Magnus turned toward the window, where the rain still fell against the glass in steady rhythm.

"I’m going to find a way to make her say yes."

"Ah," Simon said, settling back. "This should be entertaining."

* * *

In her bedroom, Alexandra sat before the fire while Mrs. Greaves tried to coax her hair into some semblance of order.

"You realize," her maid said, "that you’ve created quite the storm."

"It was already raining."

"Not that kind of storm.” Mrs. Greaves shook her head. “And you well know it.”

Alexandra sighed, rubbing at her temples as if she could press the memory from her mind. "I didn’t mean for it to happen."

"But it did."

"And now I have to live with it."

"Or," Mrs. Greaves said gently, "you could embrace it."

Alexandra stared at her reflection. Her breath fogged the glass for a heartbeat, blurring her features until all she could see was the outline of uncertainty. She looked pale, her hair damp and curling at the ends—a woman caught between the storm and its aftermath.

Rain had a way of revealing things.

And for one brief moment beneath that ancient oak—the same place where she'd laughed like a girl in the rain and kissed like a woman unafraid—she had felt something terrifyingly real.

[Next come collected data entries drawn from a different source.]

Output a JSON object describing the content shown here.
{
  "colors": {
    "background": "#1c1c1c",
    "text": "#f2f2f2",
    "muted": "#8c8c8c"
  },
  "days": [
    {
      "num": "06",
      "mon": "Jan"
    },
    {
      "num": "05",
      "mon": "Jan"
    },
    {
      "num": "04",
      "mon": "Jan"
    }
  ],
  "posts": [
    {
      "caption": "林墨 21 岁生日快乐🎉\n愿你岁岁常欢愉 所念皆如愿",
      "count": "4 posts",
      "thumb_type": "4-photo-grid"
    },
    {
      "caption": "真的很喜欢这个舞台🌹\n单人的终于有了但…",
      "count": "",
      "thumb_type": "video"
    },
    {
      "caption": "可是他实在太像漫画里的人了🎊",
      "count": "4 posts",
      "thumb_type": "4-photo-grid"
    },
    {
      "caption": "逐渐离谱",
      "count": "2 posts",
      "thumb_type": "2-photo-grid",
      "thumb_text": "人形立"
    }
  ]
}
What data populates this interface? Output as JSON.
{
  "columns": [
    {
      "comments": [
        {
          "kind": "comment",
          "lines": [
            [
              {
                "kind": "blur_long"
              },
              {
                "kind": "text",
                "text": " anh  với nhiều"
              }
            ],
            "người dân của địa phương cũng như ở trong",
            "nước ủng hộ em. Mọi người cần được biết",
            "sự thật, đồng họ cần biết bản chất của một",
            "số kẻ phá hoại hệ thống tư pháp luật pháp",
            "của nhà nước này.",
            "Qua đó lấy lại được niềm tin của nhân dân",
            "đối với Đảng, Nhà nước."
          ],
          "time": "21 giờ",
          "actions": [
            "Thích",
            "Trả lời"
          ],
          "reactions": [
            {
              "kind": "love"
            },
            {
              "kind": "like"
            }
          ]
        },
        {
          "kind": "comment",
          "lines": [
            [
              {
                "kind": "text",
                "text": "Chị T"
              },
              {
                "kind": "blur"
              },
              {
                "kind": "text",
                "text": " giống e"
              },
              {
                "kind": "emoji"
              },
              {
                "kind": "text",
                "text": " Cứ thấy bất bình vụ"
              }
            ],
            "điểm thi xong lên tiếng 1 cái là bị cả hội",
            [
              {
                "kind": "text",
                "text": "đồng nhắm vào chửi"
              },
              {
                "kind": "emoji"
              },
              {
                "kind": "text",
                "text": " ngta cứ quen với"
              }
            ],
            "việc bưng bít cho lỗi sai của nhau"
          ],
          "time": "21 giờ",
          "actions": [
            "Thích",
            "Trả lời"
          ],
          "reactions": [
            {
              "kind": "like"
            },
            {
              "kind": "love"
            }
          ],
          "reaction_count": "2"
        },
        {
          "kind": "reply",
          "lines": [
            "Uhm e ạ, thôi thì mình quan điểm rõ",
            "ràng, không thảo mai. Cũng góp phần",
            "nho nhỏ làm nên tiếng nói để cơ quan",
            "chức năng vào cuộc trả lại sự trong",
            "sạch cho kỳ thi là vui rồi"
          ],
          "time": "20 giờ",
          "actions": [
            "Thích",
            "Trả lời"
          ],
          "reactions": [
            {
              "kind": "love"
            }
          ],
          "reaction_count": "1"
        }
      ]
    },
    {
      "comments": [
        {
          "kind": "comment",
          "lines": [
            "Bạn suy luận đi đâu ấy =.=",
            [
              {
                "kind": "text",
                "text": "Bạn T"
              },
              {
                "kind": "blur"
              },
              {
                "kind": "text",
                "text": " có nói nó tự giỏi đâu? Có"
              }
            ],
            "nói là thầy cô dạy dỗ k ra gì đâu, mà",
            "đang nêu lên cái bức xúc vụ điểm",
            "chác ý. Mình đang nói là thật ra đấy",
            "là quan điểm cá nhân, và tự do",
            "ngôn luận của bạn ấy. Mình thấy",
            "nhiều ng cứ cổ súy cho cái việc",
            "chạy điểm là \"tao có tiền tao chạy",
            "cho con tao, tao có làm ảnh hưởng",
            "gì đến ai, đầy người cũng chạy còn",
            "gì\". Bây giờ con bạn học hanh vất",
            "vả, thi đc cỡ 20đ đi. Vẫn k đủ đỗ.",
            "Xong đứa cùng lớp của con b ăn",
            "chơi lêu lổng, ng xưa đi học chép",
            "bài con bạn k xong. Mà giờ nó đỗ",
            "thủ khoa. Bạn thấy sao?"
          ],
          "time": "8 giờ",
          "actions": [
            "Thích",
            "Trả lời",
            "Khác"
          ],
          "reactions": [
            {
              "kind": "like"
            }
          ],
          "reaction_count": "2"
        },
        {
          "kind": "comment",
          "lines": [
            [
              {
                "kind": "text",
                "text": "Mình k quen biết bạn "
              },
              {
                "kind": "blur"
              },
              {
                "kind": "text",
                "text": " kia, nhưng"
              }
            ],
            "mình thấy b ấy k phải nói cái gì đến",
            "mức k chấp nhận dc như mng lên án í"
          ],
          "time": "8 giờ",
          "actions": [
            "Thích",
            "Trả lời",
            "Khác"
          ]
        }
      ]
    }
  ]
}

What if she was wrong about him? What if accepting that kiss meant surrendering more than just her heart—what if it meant trusting someone not to break it? And what if—just this once—it was worth the risk?

Now she had to decide what to do with it. Outside her window, the rain continued to fall, soft now—gentler, like the memory of a kiss. Somewhere in the garden, the old oak still stood, branches dripping, roots deep and enduring. Alexandra imagined the bark damp against her palm, the grounding solidity of it beneath her fingertips. There was comfort in its constancy, clarity in its quiet presence. It had stood through storms and still reached for the sky—perhaps she could, too. And she wondered: could something as wild and unexpected as love take root in her, too?

Chapter 5

By the time Alexandra awoke the next morning, the storm had moved on.

Outside her window, the sky stretched clear and blue as if the heavens themselves meant to erase all traces of the previous day’s chaos. But the gossiping tongues of the ton were not so easily stilled. Alexandra could feel their whispers like invisible fingertips on the back of her neck—prickling, invasive. The imagined heat of their judgment made her spine straighten as if steeling herself against a storm more insidious than rain.

Alexandra had barely finished her morning tea, her fingers tightening slightly around the delicate porcelain cup when Louisa burst through the front door of the Peregrine townhouse, cheeks flushed and bonnet askew.

“It’s everywhere,” Louisa announced, skidding into the drawing room like a harried footman.

Alexandra flinched, nearly spilling what remained of her tea. Her pulse quickened with the certainty that whatever “it” was, it would not bode well for her.

“What is?” Alexandra asked, though she already knew. Dread pooled low in her stomach.